Hai orang-orang yang beriman, penuhilah seruan Allah dan seruan Rasul apabila Rasul menyeru kamu kepada suatu yang memberi kehidupan kepada kamu, ketahuilah bahwa sesungguhnya Allah membatasi antara manusia dan hatinya dan sesungguhnya kepada-Nya-lah kamu akan dikumpulkan.

Amharca: 

እናንተ ያመናችሁ ሆይ! (መልክተኛው) ሕያው ወደሚያደርጋችሁ እምነት በጠራችሁ ጊዜ ለአላህና ለመልክተኛው ታዘዙ፡፡ አላህም በሰውየውና በልቡ መካከል የሚጋርድ መኾኑን ወደርሱም የምትሰበሰቡ መኾናችሁን እወቁ፡፡

Tamilce: 

நம்பிக்கையாளர்களே! அல்லாஹ்விற்கும், (அவனுடைய) தூதருக்கும் - அவர் உங்களுக்கு (உயர்வான) வாழ்க்கையை தரக்கூடியதன் பக்கம் உங்களை அழைத்தால் - பதிலளியுங்கள் (உடனே கீழ்ப்படிந்து நடங்கள்!). இன்னும், “நிச்சயமாக அல்லாஹ் மனிதனுக்கும் அவனுடைய உள்ளத்திற்கும் நடுவில் தடையாகிறான். இன்னும், நிச்சயமாக நீங்கள் அவனிடமே ஒன்றுதிரட்டப்படுவீர்கள்” என்பதை அறிந்து கொள்ளுங்கள்.

Korece: 

믿는자들이여 하나님과 선지자의 부름에 응하라 그분은 너희 를 불러 생명을 주시니 하나님은 인간과 그 마음사이에 오가심을 너희가 알라 하셨으니 실로 너희 는 그분에게로 집산되니라

Vietnamca: 

Hỡi những người có đức tin!
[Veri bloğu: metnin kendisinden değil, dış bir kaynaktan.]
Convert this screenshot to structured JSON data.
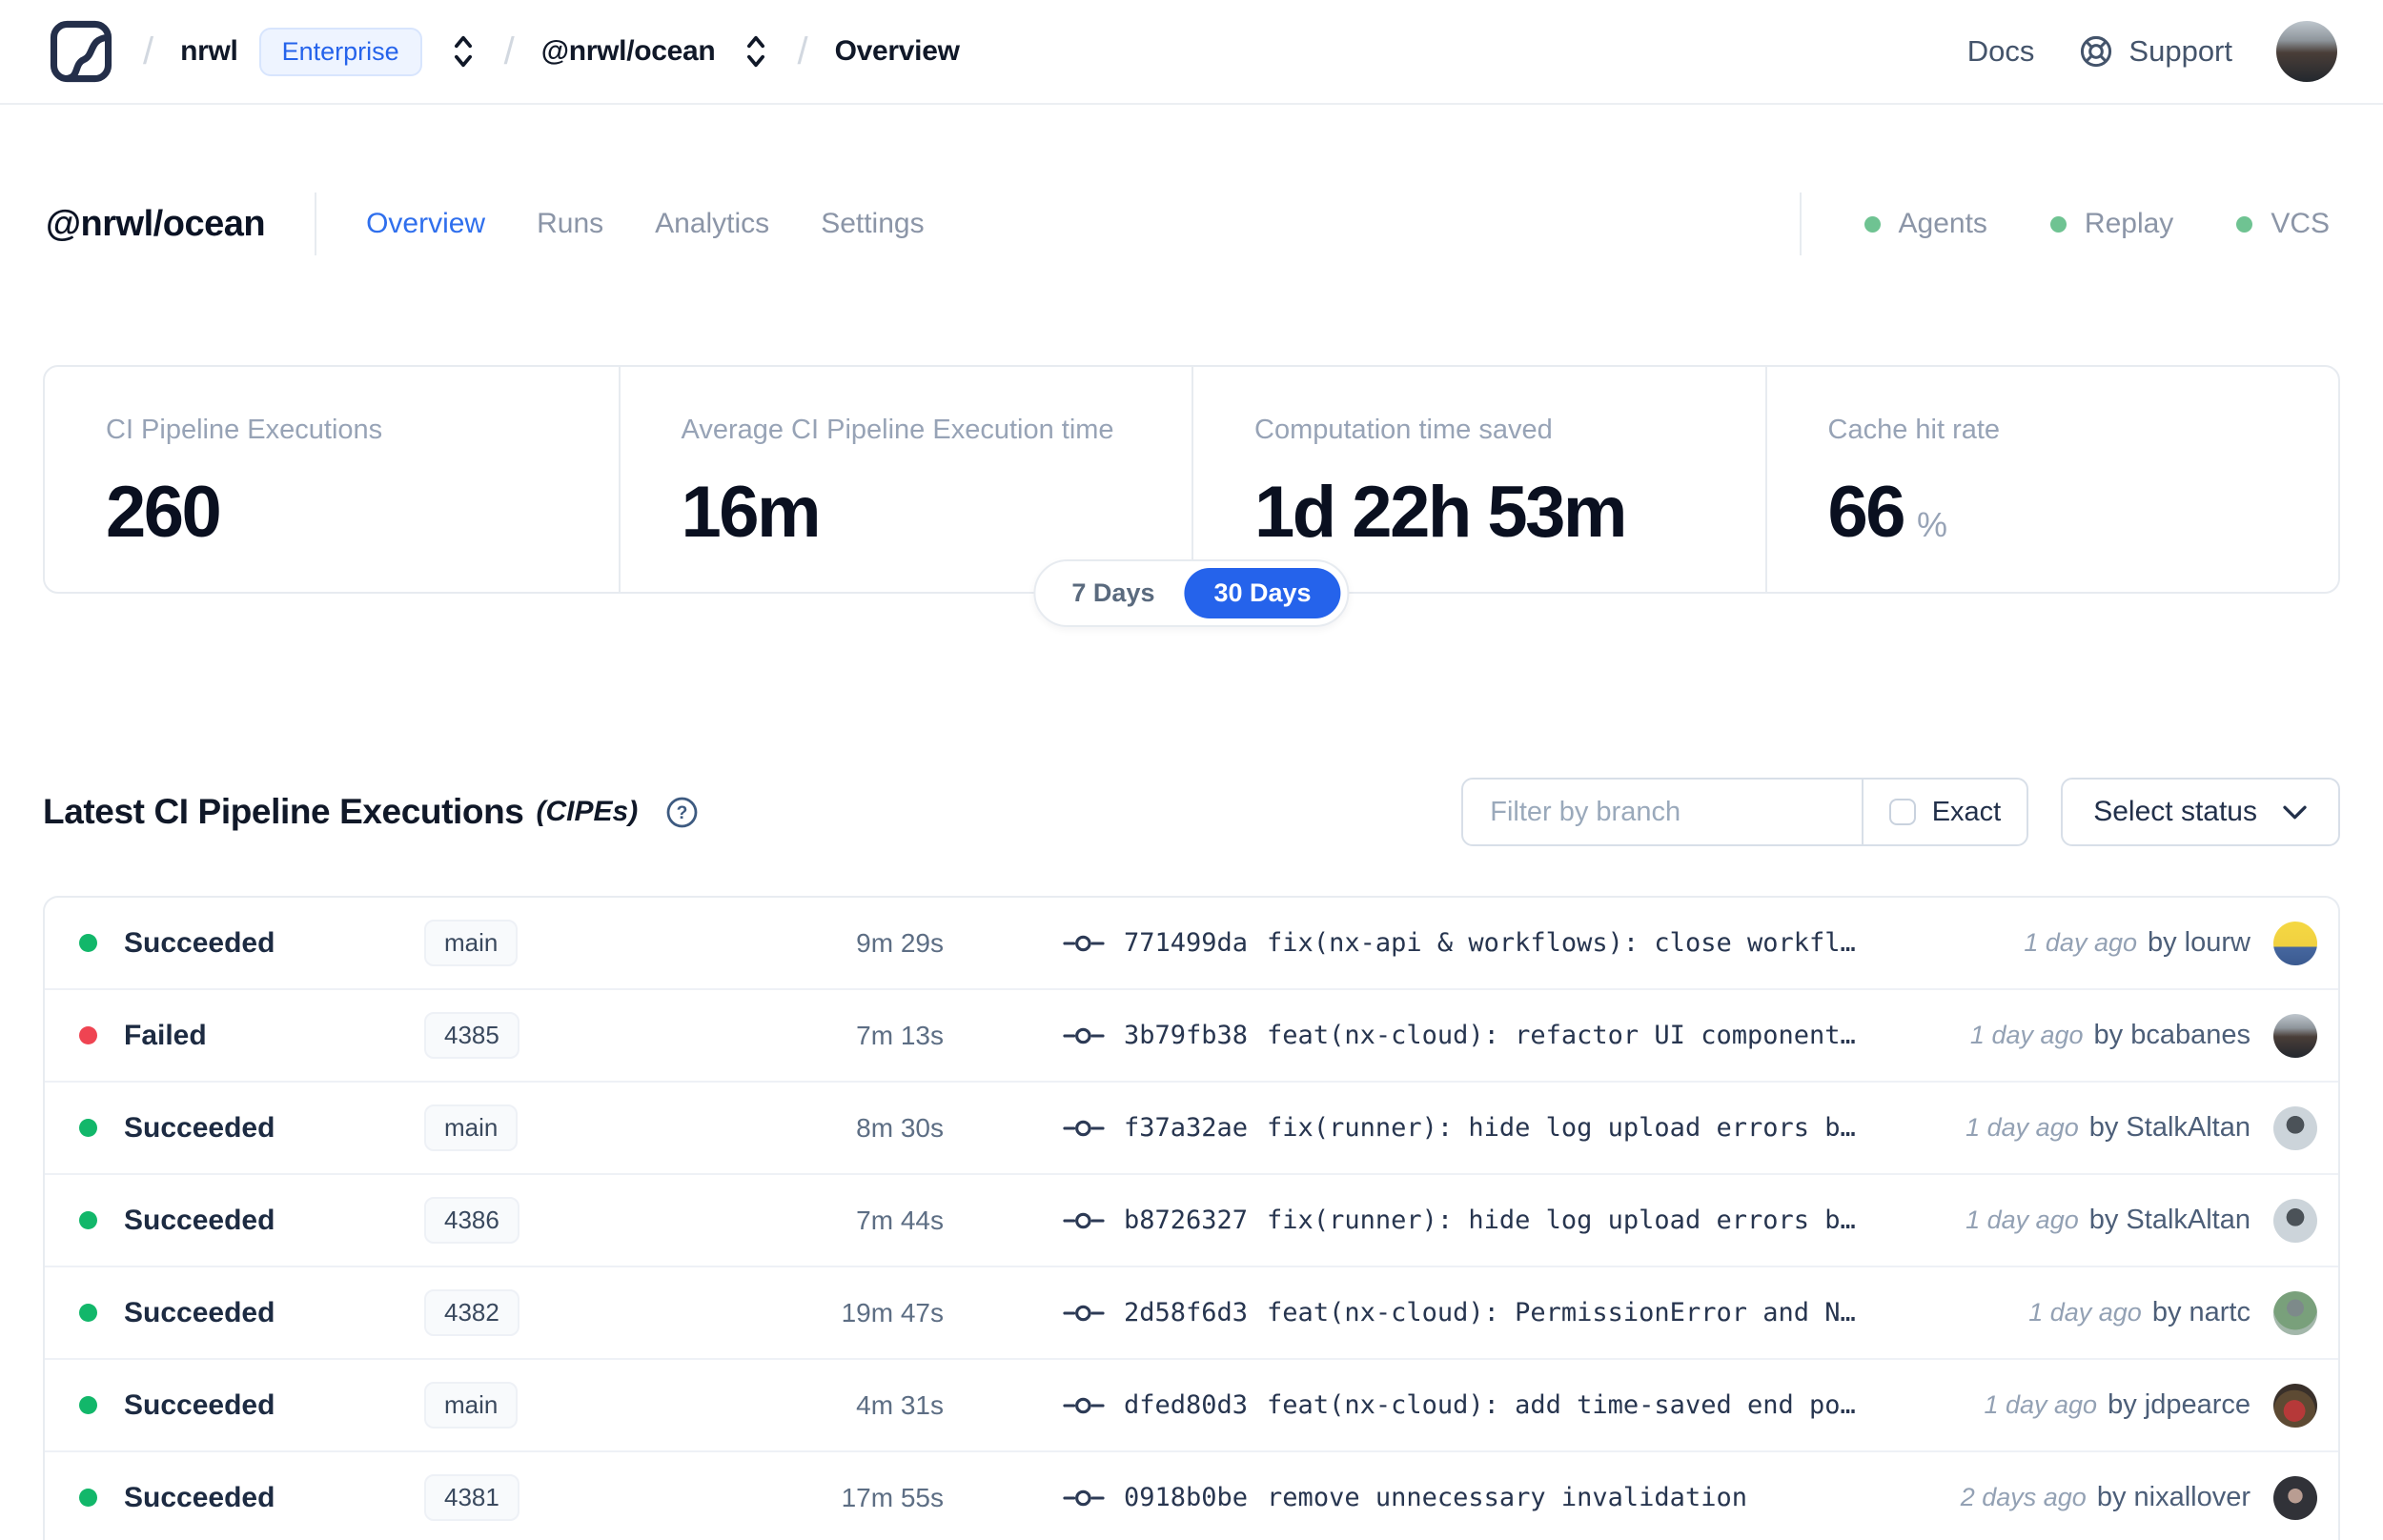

Các ngươi hãy đáp lại lời mời gọi của Allah và Thiên Sứ (của Ngài) khi Y mời gọi các ngươi đến với điều giúp các ngươi sống (tốt lành). Các ngươi hãy biết rằng Allah can thiệp giữa một người và trái tim của y và rồi đây các ngươi sẽ phải quay về trình diện Ngài.